By default, SEO projects will use the live robots.txt for each unique hostname found when crawling pages and resources for each page. Each hostname's robots.txt will be fetched separately at the start of the crawl, and refreshed periodically during the crawl in case the robots.txt file is updated mid-crawl to ensure we are obeying the latest restrictions.
Accessibility crawls will ignore the robots.txt for both pages and resources by default because the crawl is intended to simulate a human using a browser which does not respect robots.txt.
You may want to modify the crawler's behavior for the following use cases:
Testing a new robots.txt before it's pushed live
Applying a new robots.txt as an overwrite allows you to see the impact on the site architecture, rather than just testing a list of existing URLs. A few URLs changing from disallowed to allowed could have a large impact on the total number of URLs found during the crawl, which cannot be simulated by just testing existing known URLs.

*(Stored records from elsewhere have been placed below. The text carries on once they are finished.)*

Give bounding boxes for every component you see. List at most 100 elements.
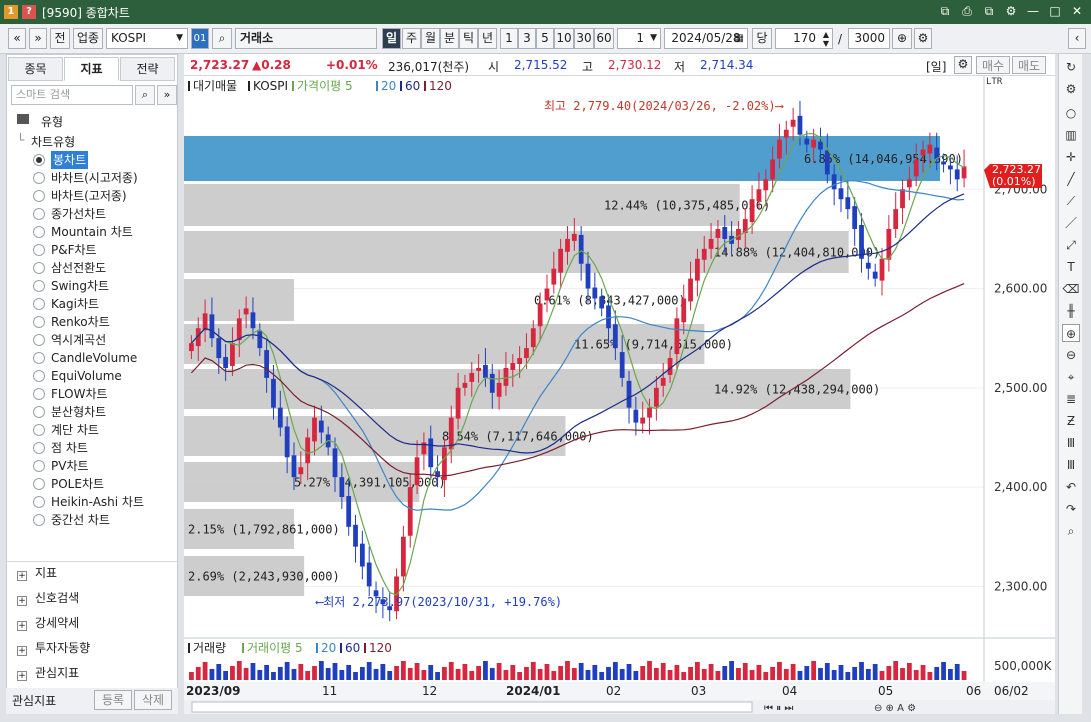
tab-strategy[interactable]: 전략	[120, 57, 175, 81]
price-chart-svg[interactable]: 2,700.002,600.002,500.002,400.002,300.00…	[184, 76, 1055, 714]
radio-button[interactable]	[33, 460, 45, 472]
chart-type-item[interactable]: POLE차트	[51, 475, 104, 493]
radio-button[interactable]	[33, 406, 45, 418]
minimize-button[interactable]: —	[1025, 3, 1041, 19]
chart-type-item[interactable]: FLOW차트	[51, 385, 108, 403]
accordion-item[interactable]: + 강세약세	[17, 613, 79, 633]
redo-icon[interactable]: ↷	[1062, 500, 1080, 518]
radio-button[interactable]	[33, 496, 45, 508]
radio-button[interactable]	[33, 172, 45, 184]
chart-type-item[interactable]: 점 차트	[51, 439, 88, 457]
refresh-icon[interactable]: ↻	[1062, 58, 1080, 76]
vlines-icon[interactable]: Ⅲ	[1062, 434, 1080, 452]
gear-icon[interactable]: ⚙	[1062, 80, 1080, 98]
text-icon[interactable]: T	[1062, 258, 1080, 276]
chart-type-item[interactable]: 계단 차트	[51, 421, 99, 439]
minute-3-button[interactable]: 3	[518, 28, 536, 49]
radio-button[interactable]	[33, 442, 45, 454]
nav-next-button[interactable]: »	[29, 28, 47, 49]
minute-1-button[interactable]: 1	[500, 28, 518, 49]
period-minute-button[interactable]: 분	[440, 28, 459, 49]
bars-icon[interactable]: Ⅲ	[1062, 456, 1080, 474]
chart-type-item[interactable]: Heikin-Ashi 차트	[51, 493, 144, 511]
radio-button[interactable]	[33, 226, 45, 238]
line-icon[interactable]: ／	[1062, 214, 1080, 232]
chart-type-item[interactable]: 바차트(고저종)	[51, 187, 127, 205]
chart-type-item[interactable]: Mountain 차트	[51, 223, 133, 241]
search-icon[interactable]: ⌕	[1062, 522, 1080, 540]
help-badge[interactable]: ?	[22, 5, 36, 19]
minute-5-button[interactable]: 5	[536, 28, 554, 49]
radio-button[interactable]	[33, 244, 45, 256]
section-type[interactable]: 유형	[15, 111, 175, 131]
maximize-button[interactable]: □	[1047, 3, 1063, 19]
accordion-item[interactable]: + 지표	[17, 563, 57, 583]
period-year-button[interactable]: 년	[478, 28, 497, 49]
dang-button[interactable]: 당	[752, 28, 772, 49]
radio-button[interactable]	[33, 298, 45, 310]
radio-button[interactable]	[33, 316, 45, 328]
search-icon[interactable]: ⌕	[135, 85, 155, 105]
radio-button[interactable]	[33, 388, 45, 400]
bar-chart-icon[interactable]: ▥	[1062, 126, 1080, 144]
chart-type-item[interactable]: 삼선전환도	[51, 259, 106, 277]
close-button[interactable]: ✕	[1069, 3, 1085, 19]
upjong-button[interactable]: 업종	[73, 28, 103, 49]
sell-button[interactable]: 매도	[1012, 56, 1046, 74]
settings-icon[interactable]: ⚙	[1003, 3, 1019, 19]
ray-icon[interactable]: ⟋	[1062, 192, 1080, 210]
eraser-icon[interactable]: ⌫	[1062, 280, 1080, 298]
accordion-item[interactable]: + 신호검색	[17, 588, 79, 608]
market-field[interactable]: 거래소	[235, 28, 377, 49]
link-icon[interactable]: ⧉	[937, 3, 953, 19]
minute-10-button[interactable]: 10	[554, 28, 574, 49]
chart-type-item[interactable]: Kagi차트	[51, 295, 99, 313]
auto-line-icon[interactable]: ⤢	[1062, 236, 1080, 254]
count-stepper[interactable]: 170 ▲ ▼	[775, 28, 833, 49]
radio-button[interactable]	[33, 280, 45, 292]
fib-icon[interactable]: ≣	[1062, 390, 1080, 408]
minute-60-button[interactable]: 60	[594, 28, 614, 49]
chart-type-item[interactable]: CandleVolume	[51, 349, 137, 367]
chart-type-item[interactable]: EquiVolume	[51, 367, 122, 385]
radio-button[interactable]	[33, 370, 45, 382]
period-week-button[interactable]: 주	[402, 28, 421, 49]
settings-icon[interactable]: ⚙	[954, 56, 972, 74]
radio-button[interactable]	[33, 514, 45, 526]
register-button[interactable]: 등록	[94, 690, 132, 710]
radio-button[interactable]	[33, 262, 45, 274]
chart-type-item[interactable]: Renko차트	[51, 313, 110, 331]
chart-type-item[interactable]: PV차트	[51, 457, 89, 475]
tab-stock[interactable]: 종목	[8, 57, 63, 81]
zoom-out-icon[interactable]: ⊖	[1062, 346, 1080, 364]
radio-button[interactable]	[33, 190, 45, 202]
smart-search-input[interactable]: 스마트 검색	[11, 85, 133, 105]
chart-type-item[interactable]: 종가선차트	[51, 205, 106, 223]
collapse-icon[interactable]: ‹	[1068, 28, 1086, 49]
chart-type-item[interactable]: 중간선 차트	[51, 511, 110, 529]
radio-button[interactable]	[33, 334, 45, 346]
chart-type-item[interactable]: 역시계곡선	[51, 331, 106, 349]
screen-icon[interactable]: ⧉	[981, 3, 997, 19]
period-tick-button[interactable]: 틱	[459, 28, 478, 49]
total-field[interactable]: 3000	[848, 28, 890, 49]
calendar-icon[interactable]: ▦	[735, 29, 744, 48]
zoom-in-icon[interactable]: ⊕	[1062, 324, 1080, 342]
radio-button[interactable]	[33, 424, 45, 436]
buy-button[interactable]: 매수	[976, 56, 1010, 74]
crosshair-icon[interactable]: ✛	[1062, 148, 1080, 166]
settings-icon[interactable]: ⚙	[914, 28, 932, 49]
date-field[interactable]: 2024/05/28 ▦	[664, 28, 748, 49]
print-icon[interactable]: ⎙	[959, 3, 975, 19]
chart-type-item[interactable]: 분산형차트	[51, 403, 106, 421]
period-month-button[interactable]: 월	[421, 28, 440, 49]
chart-type-item[interactable]: 바차트(시고저종)	[51, 169, 138, 187]
chart-type-item[interactable]: Swing차트	[51, 277, 109, 295]
nav-prev-button[interactable]: «	[8, 28, 26, 49]
magnet-icon[interactable]: ⌖	[1062, 368, 1080, 386]
expand-icon[interactable]: »	[157, 85, 177, 105]
radio-button[interactable]	[33, 154, 45, 166]
jeon-button[interactable]: 전	[50, 28, 70, 49]
trendline-icon[interactable]: ╱	[1062, 170, 1080, 188]
radio-button[interactable]	[33, 208, 45, 220]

Find new pages that might be crawled
Running a crawl with a less restrictive robots.txt file than is present on the live site may result in the discovery of new pages which you would like to be discovered by search engines, but all paths to them are via disallowed URLs. This can only be seen with a full crawl that does not obey the robots.txt.
Crawling a disallowed staging site
Staging sites are often prevented from being indexed in search engines, with every staging URL being disallowed in the domain’s robots.txt file. Using the robots.txt Overwrite function in Lumar, this change is really easy and you can crawl your staging site just like a live site.
Matching Robots.txt Rules
The Robots.txt rule blocks are matched based on the project's user-agent token setting, visible in the project's user-agent settings.

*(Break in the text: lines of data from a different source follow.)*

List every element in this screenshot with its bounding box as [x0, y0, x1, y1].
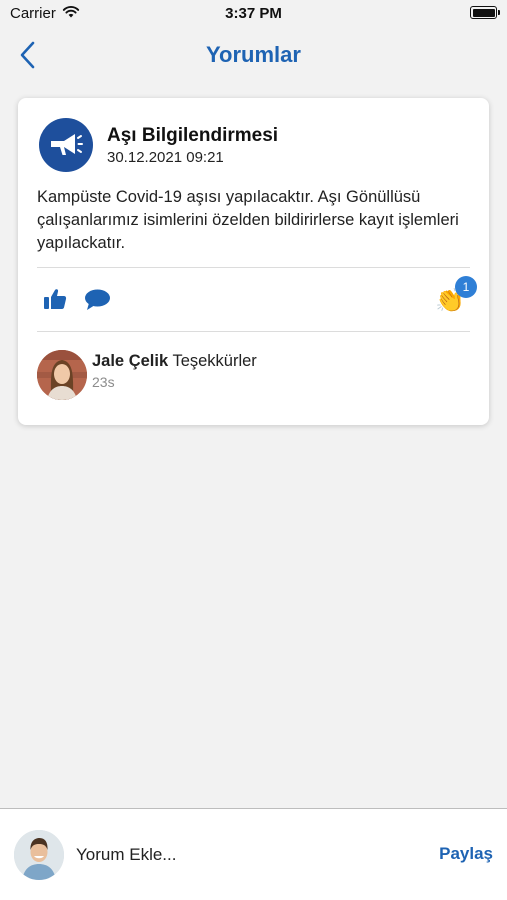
navigation-bar: Yorumlar [0, 28, 507, 84]
comment-body: Teşekkürler [172, 352, 257, 370]
page-title: Yorumlar [206, 42, 301, 67]
comment-text: Jale Çelik Teşekkürler [92, 352, 257, 371]
like-button[interactable] [43, 288, 67, 310]
battery-icon [470, 6, 500, 19]
comment-button[interactable] [84, 288, 111, 312]
post-date: 30.12.2021 09:21 [107, 149, 224, 166]
comment-timestamp: 23s [92, 374, 115, 390]
comment-input[interactable] [76, 841, 416, 869]
comment-composer: Paylaş [0, 808, 507, 900]
post-body: Kampüste Covid-19 aşısı yapılacaktır. Aş… [37, 188, 459, 252]
thumbs-up-icon [44, 289, 67, 309]
avatar [14, 830, 64, 880]
chat-bubble-icon [85, 289, 110, 310]
post-card: Aşı Bilgilendirmesi 30.12.2021 09:21 Kam… [18, 98, 489, 425]
status-time: 3:37 PM [225, 5, 282, 22]
share-button[interactable]: Paylaş [439, 844, 493, 864]
post-title: Aşı Bilgilendirmesi [107, 125, 279, 146]
megaphone-icon [39, 118, 93, 172]
comment-author: Jale Çelik [92, 352, 169, 370]
clap-count-badge: 1 [455, 276, 477, 298]
divider [37, 267, 470, 268]
divider [37, 331, 470, 332]
status-bar: Carrier 3:37 PM [0, 0, 507, 28]
avatar [37, 350, 87, 400]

An appropriate user-agent token is provided for each of the predefined user-agent options, but can be customized using the custom user-agent setting.
The Robots.txt Overwrite
You can add a modified robots.txt file into the Robots Overwrite field in Advanced Settings, making sure to check the ‘Use Robots Overwrite’ checkbox before you crawl:
The modified robots.txt will be used for any subsequent crawls which are run, and any URLs which match a disallowed directive for the project's user-agent token will be reported as disallowed.
Crawling Disallowed URLs
Disallowed URLs will not be crawled by default, and a sample of them will be reported in the Disallowed URLs report. It is possible to crawl Disallowed URLs in order to gather additional metrics, but keep them reported separately as disallowed Pages.

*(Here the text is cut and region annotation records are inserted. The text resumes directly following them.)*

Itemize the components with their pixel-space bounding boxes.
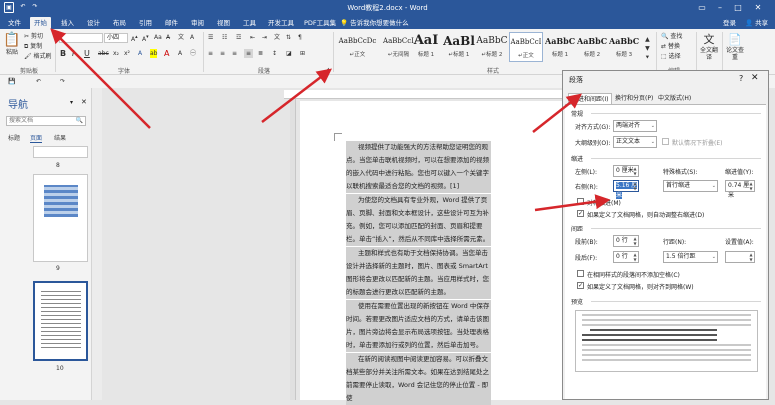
arrow-to-paragraph-launcher (261, 68, 332, 123)
annotation-arrows (50, 28, 611, 212)
arrow-to-home-tab (50, 28, 151, 129)
arrow-to-indent-tab (532, 93, 582, 133)
arrow-to-right-indent (534, 194, 611, 212)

To do this you must enable the 'Check disallowed links' setting found under Advanced Settings > Link Validation.
Robots.txt for Resources
The robots can be ignored for resources fetched during rending by enabling the 'Ignore robots.txt for resources' setting found under Spider Settings > JavaScript Rendering.
The Robots.txt Overwrite function, found in Advanced Settings, allows you to crawl a site using a different robots.txt to the live version.